All for dinner. In a kind of statement for aggressive normalcy, we do this all for one dinner. In a statement that we should do this every night of the year, but maybe can't in this crazy world, we do it one day of the year.
In a crazy world where everything seems to be falling apart; for one day – and the travel days around it – we depart from our feverish tasks of trying to hold the world together in our jobs and communities – and just have dinner.
And the reason we do it is because deep down, we know that this is what alone really holds the world together – dinner with far flung family and friends; or dinner with the family we see every day but, on that special day, it achieves almost a sacramental value as we affirm what we do every day; perhaps even dinner with strangers we met only recently – but on that day of Thanksgiving, family includes strangers too, just as it should every day.
It includes them every Sunday in church. This is why a meal is at the heart of our service – Bread and Wine, the Body and Blood of Christ, shared by Him with us as we gather for this sacramental dinner that affirms all the other dinners in all the other houses that all people have every day of the year.
That's how important dinner is. God is present. We don't just imbibe calories when we share food with another person, be it at home or in a restaurant or in church. We imbibe the presence of God too.
This is why we will survive the end of the world, if it ever ends. This is why, if there are “signs in the sun, the moon and the stars, and on earth distress among nations confused by the roaring of the sea” – it won't matter!
We'll be too busy making dinner – inviting friends and relations and strangers, and cleaning the house – to notice the end of all things.
And in making dinner, inviting friends and relations and strangers, and cleaning the house for them – we'll be beginning a new thing.
When Mary opened her womb to God, and Mary and Joseph together opened their family to him, and when they fed all those disciples he dragged home for dinner – 'my goodness, how am I going to feed all these people,' she must have felt – she was beginning a new world for God.
And when Rome fell a few hundred years later it didn't matter because a new world had begun, ready to replace the old one.
Every time you make dinner and invite friends you make a new world. Every time you leave work early in order to get home on time for dinner, you affirm a new world. Every time you keep dinner waiting and eat late in order to accommodate the late-comer, you affirm that new world.
Every time you invite that stranger to that domestic table, you spread the new world – in spite of the old world which may be crashing down.

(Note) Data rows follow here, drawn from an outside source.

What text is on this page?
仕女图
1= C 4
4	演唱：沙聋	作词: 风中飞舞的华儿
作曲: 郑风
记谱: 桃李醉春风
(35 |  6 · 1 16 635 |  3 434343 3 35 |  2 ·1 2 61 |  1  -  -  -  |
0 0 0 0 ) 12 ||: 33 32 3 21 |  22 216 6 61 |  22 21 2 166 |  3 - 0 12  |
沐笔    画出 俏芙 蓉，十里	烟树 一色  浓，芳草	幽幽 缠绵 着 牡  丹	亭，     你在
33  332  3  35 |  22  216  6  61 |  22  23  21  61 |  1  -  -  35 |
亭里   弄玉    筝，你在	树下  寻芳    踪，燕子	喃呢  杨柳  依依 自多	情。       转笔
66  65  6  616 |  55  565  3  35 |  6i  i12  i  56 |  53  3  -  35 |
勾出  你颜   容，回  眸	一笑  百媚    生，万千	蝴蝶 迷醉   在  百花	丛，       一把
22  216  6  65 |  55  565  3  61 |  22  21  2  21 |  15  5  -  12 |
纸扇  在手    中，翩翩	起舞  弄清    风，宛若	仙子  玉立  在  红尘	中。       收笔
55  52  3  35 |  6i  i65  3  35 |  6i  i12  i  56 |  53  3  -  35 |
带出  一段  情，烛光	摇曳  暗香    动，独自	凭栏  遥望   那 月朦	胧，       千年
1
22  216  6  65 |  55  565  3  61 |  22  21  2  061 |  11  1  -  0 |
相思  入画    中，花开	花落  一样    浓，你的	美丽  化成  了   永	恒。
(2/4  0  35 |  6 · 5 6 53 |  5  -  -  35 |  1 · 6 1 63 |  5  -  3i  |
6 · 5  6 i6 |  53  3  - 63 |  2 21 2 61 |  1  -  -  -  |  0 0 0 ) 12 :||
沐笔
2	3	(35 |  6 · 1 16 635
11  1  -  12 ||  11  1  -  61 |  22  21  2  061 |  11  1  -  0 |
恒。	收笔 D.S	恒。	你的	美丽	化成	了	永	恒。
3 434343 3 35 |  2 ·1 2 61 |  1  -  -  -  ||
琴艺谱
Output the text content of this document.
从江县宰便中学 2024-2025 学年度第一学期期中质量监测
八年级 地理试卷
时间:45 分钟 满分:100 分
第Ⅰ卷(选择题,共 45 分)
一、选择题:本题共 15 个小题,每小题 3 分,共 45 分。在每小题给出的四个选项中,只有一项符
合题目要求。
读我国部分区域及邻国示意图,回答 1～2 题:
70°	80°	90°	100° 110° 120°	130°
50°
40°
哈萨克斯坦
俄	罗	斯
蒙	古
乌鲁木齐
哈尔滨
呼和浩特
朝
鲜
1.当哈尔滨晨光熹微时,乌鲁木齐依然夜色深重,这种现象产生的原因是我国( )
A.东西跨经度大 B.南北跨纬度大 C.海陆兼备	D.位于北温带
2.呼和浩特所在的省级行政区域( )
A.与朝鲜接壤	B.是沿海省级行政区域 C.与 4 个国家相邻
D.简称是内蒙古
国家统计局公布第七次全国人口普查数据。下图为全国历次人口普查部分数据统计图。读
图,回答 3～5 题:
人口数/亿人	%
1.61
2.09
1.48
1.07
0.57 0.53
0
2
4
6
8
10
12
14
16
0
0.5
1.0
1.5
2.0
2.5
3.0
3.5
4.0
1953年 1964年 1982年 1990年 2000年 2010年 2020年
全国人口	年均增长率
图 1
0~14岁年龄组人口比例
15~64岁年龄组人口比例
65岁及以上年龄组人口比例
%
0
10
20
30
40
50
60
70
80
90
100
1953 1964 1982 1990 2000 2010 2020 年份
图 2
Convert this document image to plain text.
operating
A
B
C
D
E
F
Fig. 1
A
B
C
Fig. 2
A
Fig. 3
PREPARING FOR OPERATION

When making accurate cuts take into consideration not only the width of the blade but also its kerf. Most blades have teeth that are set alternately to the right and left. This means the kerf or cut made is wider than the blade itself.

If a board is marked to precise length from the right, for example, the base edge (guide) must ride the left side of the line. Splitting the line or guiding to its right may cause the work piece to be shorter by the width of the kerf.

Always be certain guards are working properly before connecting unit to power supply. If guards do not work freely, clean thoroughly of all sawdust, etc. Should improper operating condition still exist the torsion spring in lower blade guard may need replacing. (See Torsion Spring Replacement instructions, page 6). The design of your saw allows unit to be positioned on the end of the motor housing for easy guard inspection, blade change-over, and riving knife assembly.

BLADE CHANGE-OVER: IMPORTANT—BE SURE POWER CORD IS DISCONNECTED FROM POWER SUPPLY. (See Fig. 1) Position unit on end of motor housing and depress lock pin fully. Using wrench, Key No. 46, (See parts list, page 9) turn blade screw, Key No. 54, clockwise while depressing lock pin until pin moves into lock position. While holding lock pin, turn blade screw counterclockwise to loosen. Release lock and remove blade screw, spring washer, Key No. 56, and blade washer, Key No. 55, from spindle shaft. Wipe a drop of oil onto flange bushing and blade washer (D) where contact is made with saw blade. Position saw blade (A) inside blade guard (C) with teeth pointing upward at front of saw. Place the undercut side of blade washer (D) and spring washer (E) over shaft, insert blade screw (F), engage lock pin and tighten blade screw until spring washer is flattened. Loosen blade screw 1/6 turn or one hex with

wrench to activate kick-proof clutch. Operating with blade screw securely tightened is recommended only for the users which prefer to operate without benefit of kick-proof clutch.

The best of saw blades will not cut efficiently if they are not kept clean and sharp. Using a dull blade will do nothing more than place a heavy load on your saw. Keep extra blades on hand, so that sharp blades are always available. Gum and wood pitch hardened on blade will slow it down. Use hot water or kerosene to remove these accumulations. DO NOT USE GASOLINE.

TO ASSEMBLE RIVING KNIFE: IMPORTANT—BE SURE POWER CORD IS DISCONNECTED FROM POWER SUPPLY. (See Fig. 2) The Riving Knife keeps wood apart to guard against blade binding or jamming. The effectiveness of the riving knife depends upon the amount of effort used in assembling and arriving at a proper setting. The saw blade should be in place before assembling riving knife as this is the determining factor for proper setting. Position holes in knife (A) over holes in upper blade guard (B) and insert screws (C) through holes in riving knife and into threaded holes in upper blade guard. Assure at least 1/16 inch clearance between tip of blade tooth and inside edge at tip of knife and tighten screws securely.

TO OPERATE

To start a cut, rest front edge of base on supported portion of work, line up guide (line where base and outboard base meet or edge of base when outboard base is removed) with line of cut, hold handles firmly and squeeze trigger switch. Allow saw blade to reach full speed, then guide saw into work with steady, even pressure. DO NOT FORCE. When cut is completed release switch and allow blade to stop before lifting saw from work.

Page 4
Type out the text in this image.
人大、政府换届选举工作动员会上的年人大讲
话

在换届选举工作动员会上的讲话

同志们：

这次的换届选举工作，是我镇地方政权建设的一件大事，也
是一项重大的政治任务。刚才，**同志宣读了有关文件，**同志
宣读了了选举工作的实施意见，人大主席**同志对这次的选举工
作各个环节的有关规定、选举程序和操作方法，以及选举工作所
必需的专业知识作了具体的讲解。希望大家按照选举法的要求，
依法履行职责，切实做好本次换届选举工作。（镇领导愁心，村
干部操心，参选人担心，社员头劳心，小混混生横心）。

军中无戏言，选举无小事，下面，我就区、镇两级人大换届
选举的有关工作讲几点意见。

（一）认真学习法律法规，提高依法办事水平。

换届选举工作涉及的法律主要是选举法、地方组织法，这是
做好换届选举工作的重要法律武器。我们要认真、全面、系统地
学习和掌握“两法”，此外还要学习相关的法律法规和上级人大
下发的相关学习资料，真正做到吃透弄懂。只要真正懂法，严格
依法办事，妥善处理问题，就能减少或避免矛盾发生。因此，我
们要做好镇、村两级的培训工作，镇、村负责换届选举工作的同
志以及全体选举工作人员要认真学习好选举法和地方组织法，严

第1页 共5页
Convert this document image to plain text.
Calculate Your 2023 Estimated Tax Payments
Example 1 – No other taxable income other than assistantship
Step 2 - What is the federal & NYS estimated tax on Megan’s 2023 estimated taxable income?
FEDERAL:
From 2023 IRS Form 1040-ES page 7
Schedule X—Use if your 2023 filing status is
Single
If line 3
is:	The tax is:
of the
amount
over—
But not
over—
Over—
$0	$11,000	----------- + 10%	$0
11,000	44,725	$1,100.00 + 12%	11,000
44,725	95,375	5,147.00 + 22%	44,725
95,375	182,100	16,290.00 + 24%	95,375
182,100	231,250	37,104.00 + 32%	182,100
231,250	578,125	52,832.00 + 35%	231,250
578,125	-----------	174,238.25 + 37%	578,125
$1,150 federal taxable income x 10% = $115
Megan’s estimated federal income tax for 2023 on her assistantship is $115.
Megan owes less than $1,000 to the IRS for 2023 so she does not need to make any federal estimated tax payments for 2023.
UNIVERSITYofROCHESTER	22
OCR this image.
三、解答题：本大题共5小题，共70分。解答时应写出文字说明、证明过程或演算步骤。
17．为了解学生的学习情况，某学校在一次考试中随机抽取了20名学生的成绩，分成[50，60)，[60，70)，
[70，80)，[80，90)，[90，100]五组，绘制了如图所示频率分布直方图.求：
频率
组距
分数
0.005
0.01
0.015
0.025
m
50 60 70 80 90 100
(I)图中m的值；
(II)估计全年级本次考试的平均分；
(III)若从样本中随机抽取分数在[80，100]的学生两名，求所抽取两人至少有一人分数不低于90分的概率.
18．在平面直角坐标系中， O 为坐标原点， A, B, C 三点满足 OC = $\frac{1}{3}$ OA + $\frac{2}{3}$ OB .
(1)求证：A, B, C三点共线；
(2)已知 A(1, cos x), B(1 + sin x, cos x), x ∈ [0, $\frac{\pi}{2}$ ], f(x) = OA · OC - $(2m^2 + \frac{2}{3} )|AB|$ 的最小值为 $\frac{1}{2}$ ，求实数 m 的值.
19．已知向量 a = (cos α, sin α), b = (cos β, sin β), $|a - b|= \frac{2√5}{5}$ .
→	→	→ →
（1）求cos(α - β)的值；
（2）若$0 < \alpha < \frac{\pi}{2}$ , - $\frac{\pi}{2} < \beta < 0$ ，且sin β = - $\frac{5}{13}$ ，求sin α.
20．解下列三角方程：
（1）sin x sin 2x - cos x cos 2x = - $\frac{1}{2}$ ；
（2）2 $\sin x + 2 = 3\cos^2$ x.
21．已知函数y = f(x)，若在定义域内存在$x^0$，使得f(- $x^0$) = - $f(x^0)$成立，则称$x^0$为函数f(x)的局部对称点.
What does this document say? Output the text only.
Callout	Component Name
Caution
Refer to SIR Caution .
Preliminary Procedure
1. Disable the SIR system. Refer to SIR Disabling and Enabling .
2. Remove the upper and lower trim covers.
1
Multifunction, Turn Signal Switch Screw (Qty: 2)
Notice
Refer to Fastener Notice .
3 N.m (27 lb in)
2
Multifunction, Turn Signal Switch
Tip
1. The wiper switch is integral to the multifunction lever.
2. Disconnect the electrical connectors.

So when it does crash down – and it seems to be doing a pretty good job right now – others may be “confused by the roaring of the sea and the waves,” others may “faint from fear and foreboding;” but you'll be making dinner, and sharing it. You'll be passing plates, making a toast, doing dishes, while the world falls around you. So when dinner is over, and others have collapsed in the world outside from fear and exhaustion, you'll be ready to build – with all those friends and relations, and former strangers who are now friends, even former enemies who are now friends, all now working together.
So don't worry. Cook. Invite. Eat. Work together. Build a new world, starting now.
“Heaven and earth will pass away, but my words will not pass away.” They will always work. They will always be true. Loving will always work. It will always be true. Though there are enemies all around, so what? Try love. See if it works. See if it changes people's hearts. It always has. It always will. It worked for Jesus, for his raggedy disciples, and for his mother and foster father. It'll work for us.
You can love if you are sick or if you are well, if your health fails or your money goes or other people abandon you. You can still love. “Heaven and earth will pass away,” body and spirit may fail, but we can still give love. We can still receive love, even from our hospital beds.
“Heaven and earth will pass away, but my words will not pass away.” So try them, and see how they are still alive. Make dinner – or reservations. Invite a friend, or a stranger. Spread the kingdom of God.
So when destruction comes, and confusion reigns, we will not run around like chickens with our heads cut off; we will not run around in confusion and panic. We will say – oh look, spring is here, summer is on the way; the lazy days of summer, the easy days of summer, the days of growth.
These are but the birth pangs, the putting forth of blossoms, the beginning of fruit growing.
And others will say – you idiot. Batten down the hatches. Hell is coming.
No, we say, heaven is coming, and I've got work to do. Make dinner. Invite friends. Check the pull-out couch. Bring in the Kingdom of God.